Les actions progressent en attendant l'emploi américain

Les actions progressent en attendant l'emploi américain

LES BOURSES EUROPÉENNES PROGRESSENT À MI-SÉANCE

par Marc Angrand

PARIS (Reuters) – Wall Street est demandée dans le vert et les Bourses européennes progressent à mi-séance vendredi, la perspective de bons chiffres sur l’emploi aux Etats-Unis l’emportant sur les inquiétudes liées à l’inflation, au ralentissement de la croissance et à la guerre en Ukraine.

Les contrats à terme sur les principaux indices new-yorkais signalent une progression de 0,44% pour le Dow Jones, de 0,47% pour le Standard & Poor’s 500 et de 0,51% pour le Nasdaq.

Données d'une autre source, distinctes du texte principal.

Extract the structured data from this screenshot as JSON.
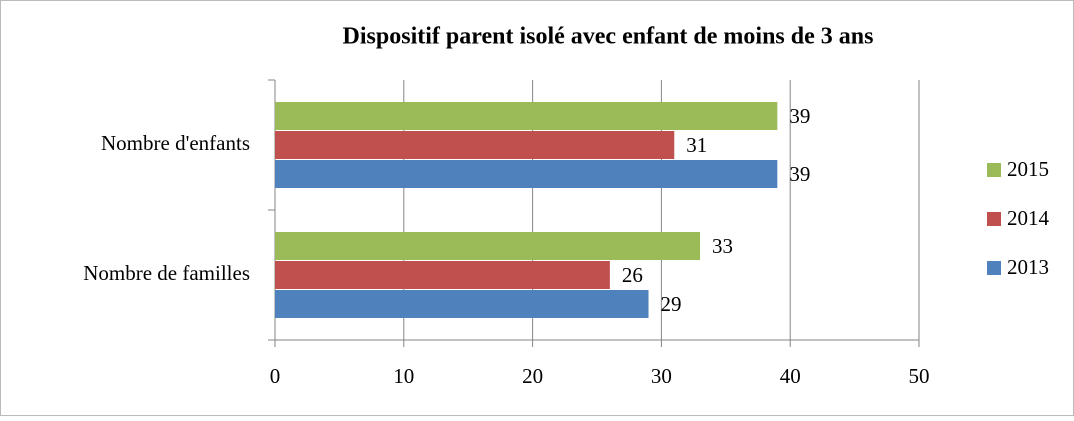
{
  "chart_data": {
    "type": "hbar",
    "title": "Dispositif parent isolé avec enfant de moins de 3 ans",
    "categories": [
      "Nombre d'enfants",
      "Nombre de familles"
    ],
    "series": [
      {
        "name": "2013",
        "color": "#4f81bd",
        "values": [
          39,
          29
        ]
      },
      {
        "name": "2014",
        "color": "#c0504d",
        "values": [
          31,
          26
        ]
      },
      {
        "name": "2015",
        "color": "#9bbb59",
        "values": [
          39,
          33
        ]
      }
    ],
    "xlim": [
      0,
      50
    ],
    "xticks": [
      0,
      10,
      20,
      30,
      40,
      50
    ],
    "grid": true,
    "legend": "right"
  }
}
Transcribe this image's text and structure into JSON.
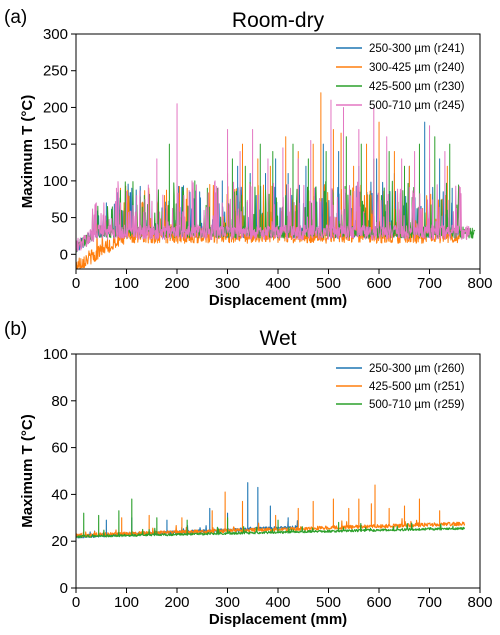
{
  "chart_data": [
    {
      "type": "line",
      "panel_label": "(a)",
      "title": "Room-dry",
      "xlabel": "Displacement (mm)",
      "ylabel": "Maximum T (°C)",
      "xlim": [
        0,
        800
      ],
      "ylim": [
        -20,
        300
      ],
      "xticks": [
        0,
        100,
        200,
        300,
        400,
        500,
        600,
        700,
        800
      ],
      "yticks": [
        0,
        50,
        100,
        150,
        200,
        250,
        300
      ],
      "grid": false,
      "legend_position": "top-right",
      "series": [
        {
          "name": "250-300 µm (r241)",
          "color": "#1f77b4",
          "x_range": [
            0,
            760
          ],
          "baseline": 30,
          "noise": 8,
          "spikes": [
            [
              60,
              70
            ],
            [
              85,
              60
            ],
            [
              110,
              90
            ],
            [
              150,
              70
            ],
            [
              205,
              80
            ],
            [
              245,
              85
            ],
            [
              290,
              100
            ],
            [
              320,
              120
            ],
            [
              345,
              110
            ],
            [
              375,
              110
            ],
            [
              395,
              130
            ],
            [
              420,
              110
            ],
            [
              455,
              120
            ],
            [
              490,
              150
            ],
            [
              520,
              140
            ],
            [
              560,
              120
            ],
            [
              595,
              130
            ],
            [
              630,
              110
            ],
            [
              660,
              120
            ],
            [
              690,
              180
            ],
            [
              720,
              130
            ],
            [
              745,
              90
            ]
          ]
        },
        {
          "name": "300-425 µm (r240)",
          "color": "#ff7f0e",
          "x_range": [
            0,
            760
          ],
          "baseline": 25,
          "noise": 10,
          "start_low": -15,
          "spikes": [
            [
              95,
              60
            ],
            [
              130,
              70
            ],
            [
              175,
              80
            ],
            [
              220,
              90
            ],
            [
              265,
              95
            ],
            [
              300,
              110
            ],
            [
              330,
              150
            ],
            [
              360,
              130
            ],
            [
              385,
              120
            ],
            [
              415,
              160
            ],
            [
              440,
              140
            ],
            [
              470,
              150
            ],
            [
              485,
              220
            ],
            [
              510,
              170
            ],
            [
              525,
              165
            ],
            [
              550,
              120
            ],
            [
              575,
              150
            ],
            [
              600,
              180
            ],
            [
              630,
              140
            ],
            [
              660,
              120
            ],
            [
              700,
              130
            ],
            [
              735,
              120
            ]
          ]
        },
        {
          "name": "425-500 µm (r230)",
          "color": "#2ca02c",
          "x_range": [
            0,
            790
          ],
          "baseline": 30,
          "noise": 8,
          "spikes": [
            [
              70,
              60
            ],
            [
              100,
              70
            ],
            [
              135,
              80
            ],
            [
              185,
              150
            ],
            [
              235,
              100
            ],
            [
              260,
              90
            ],
            [
              280,
              90
            ],
            [
              310,
              130
            ],
            [
              335,
              120
            ],
            [
              365,
              150
            ],
            [
              390,
              140
            ],
            [
              430,
              150
            ],
            [
              460,
              130
            ],
            [
              495,
              140
            ],
            [
              535,
              160
            ],
            [
              565,
              150
            ],
            [
              590,
              130
            ],
            [
              620,
              140
            ],
            [
              650,
              120
            ],
            [
              680,
              150
            ],
            [
              710,
              160
            ],
            [
              740,
              150
            ]
          ]
        },
        {
          "name": "500-710 µm (r245)",
          "color": "#e377c2",
          "x_range": [
            0,
            780
          ],
          "baseline": 30,
          "noise": 10,
          "spikes": [
            [
              40,
              70
            ],
            [
              80,
              90
            ],
            [
              120,
              80
            ],
            [
              160,
              130
            ],
            [
              200,
              205
            ],
            [
              230,
              100
            ],
            [
              275,
              100
            ],
            [
              300,
              170
            ],
            [
              325,
              140
            ],
            [
              350,
              170
            ],
            [
              380,
              130
            ],
            [
              410,
              145
            ],
            [
              440,
              130
            ],
            [
              465,
              155
            ],
            [
              505,
              210
            ],
            [
              530,
              200
            ],
            [
              560,
              170
            ],
            [
              590,
              200
            ],
            [
              615,
              160
            ],
            [
              645,
              130
            ],
            [
              670,
              140
            ],
            [
              700,
              175
            ],
            [
              730,
              140
            ]
          ]
        }
      ]
    },
    {
      "type": "line",
      "panel_label": "(b)",
      "title": "Wet",
      "xlabel": "Displacement (mm)",
      "ylabel": "Maximum T (°C)",
      "xlim": [
        0,
        800
      ],
      "ylim": [
        0,
        100
      ],
      "xticks": [
        0,
        100,
        200,
        300,
        400,
        500,
        600,
        700,
        800
      ],
      "yticks": [
        0,
        20,
        40,
        60,
        80,
        100
      ],
      "grid": false,
      "legend_position": "top-right",
      "series": [
        {
          "name": "250-300 µm (r260)",
          "color": "#1f77b4",
          "x_range": [
            0,
            440
          ],
          "baseline_start": 22,
          "baseline_end": 26,
          "noise": 0.7,
          "spikes": [
            [
              60,
              29
            ],
            [
              110,
              30
            ],
            [
              180,
              29
            ],
            [
              265,
              34
            ],
            [
              300,
              32
            ],
            [
              340,
              45
            ],
            [
              360,
              43
            ],
            [
              385,
              35
            ],
            [
              420,
              30
            ]
          ]
        },
        {
          "name": "425-500 µm (r251)",
          "color": "#ff7f0e",
          "x_range": [
            0,
            770
          ],
          "baseline_start": 22.5,
          "baseline_end": 27.5,
          "noise": 0.8,
          "spikes": [
            [
              90,
              30
            ],
            [
              145,
              31
            ],
            [
              210,
              30
            ],
            [
              270,
              33
            ],
            [
              295,
              41
            ],
            [
              330,
              37
            ],
            [
              395,
              31
            ],
            [
              440,
              34
            ],
            [
              470,
              37
            ],
            [
              510,
              38
            ],
            [
              540,
              34
            ],
            [
              560,
              38
            ],
            [
              585,
              36
            ],
            [
              592,
              44
            ],
            [
              620,
              34
            ],
            [
              650,
              35
            ],
            [
              680,
              38
            ],
            [
              720,
              33
            ]
          ]
        },
        {
          "name": "500-710 µm (r259)",
          "color": "#2ca02c",
          "x_range": [
            0,
            770
          ],
          "baseline_start": 22,
          "baseline_end": 25.5,
          "noise": 0.5,
          "spikes": [
            [
              15,
              32
            ],
            [
              45,
              31
            ],
            [
              85,
              33
            ],
            [
              110,
              38
            ],
            [
              160,
              30
            ],
            [
              220,
              29
            ],
            [
              300,
              30
            ],
            [
              400,
              29
            ],
            [
              520,
              28
            ]
          ]
        }
      ]
    }
  ]
}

À Paris, le CAC 40 gagne 0,56% à 6.697,03 points à 11h00 GMT. A Londres, le FTSE 100 prend 0,16% et à Francfort, le Dax avance de 0,34%.

L’indice EuroStoxx 50 est en hausse de 0,66%, le FTSEurofirst 300 de 0,49% et le Stoxx 600 de 0,55%.

Après avoir enregistré sur janvier-mars leur 1ère baisse trimestrielle à partir de deux ans, les actions européennes entament donc le seconde trimestre sur une note positive malgré la persistance des facteurs qui ont dominé les dernières semaines: les tensions géopolitiques liées à l’Ukraine, le niveau record de l’inflation ou bien encore la remontée des rendements obligataires.

Les Bourses ont ainsi accueilli sans réaction notable la 1ère estimation de l’inflation dans la zone euro en mars, toutefois supérieure aux attentes à 7,5%, un nouveau record.

Le principal rendez-vous de la journée sera à 12h30 GMT la publication du rapport mensuel du département américain du Travail, qui devrait, selon le consensus Reuters, identifier le dynamisme retrouvé de l’emploi aux Etats-Unis mais aussi une accélération de la hausse des salaires, et de ce fait alimenter le polémique sur la trajectoire des taux pour l’objectif de la Réserve fédérale.

L’attente de ces statistiques occulte les résultats définitifs des enquêtes PMI en Europe, qui ne font que identifier le ralentissement de la croissance lié au conflit en Ukraine et à la hausse des prix.

VALEURS EN EUROPE

Tous les grands secteurs de la cote européenne progressent à mi-séance, les meilleures performances étant pour le compartiment de la distribution, qui gagne 2,37% et celui des banques (+1,49%), qui profitent une nouvelle fois de la hausse des rendements obligataires.

À Paris, Société générale prend 1,29%, Crédit agricole 1,08%. Santander s’ajduge 2,52% après avoir qualifié ses objectifs 2022; le titre bénéficie aussi du relèvement de la recommandation de Credit Suisse.

Sodexo chute de 8,35%, la plus forte baisse du Stoxx 600, après la publication de ses résultats semestriels. Le géant de la restauration collective a abaissé ses prévisions en arguant desincertitudess liées au COVID-19 et à l’Ukraine.

TAUX

Les rendements des bons du Trésor américain sont en parfaite hausse dans l’attente du rapport sur l’emploi: le dix ans prend huit points de base à 2,4078% et le deux ans près de dix points à 2,3834%.

La tendance est comparable mais moins marquée sur le marché de la zone euro, quand bien même les chiffres supérieurs aux attentes de l’inflation ont favorisé la hausse des rendements: le dix ans allemand prend un petit peu plus de deux points à 0,587% mais reste loin de son pic de mardi (0,741%).

CHANGES

Le dollar est en légère hausse dans l’attente des chiffres de l’emploi aux Etats-Unis, qui pourraient améliorer l’histoire pour l’une accélération de la remontée des taux de la Fed, sans doute dès sa réunion de travail de début mai.

Le billet vert s’apprécie de 0,12% face à un panier de référence et l’euro retombe à 1,1060.

PÉTROLE

Alors qu’il évoluait dans le rougeâtre en début de journée, le marché pétrolier oscille dorénavant autour de l’équilibre dans l’attente des conclusions de la réunion de travail de l’Agence internationale de l’électricité (AIE) consacrée à un recours généralisé aux réserves stratégiques des pays occidentaux, dans le sillage de l’initiative étasunienne.

Le Brent gagne 0,23% à 104,95 dollars le baril mais le brut léger américain (West Texas Intermediate, WTI) est quasi stable à 100,23 dollars.

L’un et l’autre accusent pour l’instant leurs plus lourdes pertes hebdomadaires à partir de deux ans, des chutes de 13% et 11,7% respectivement.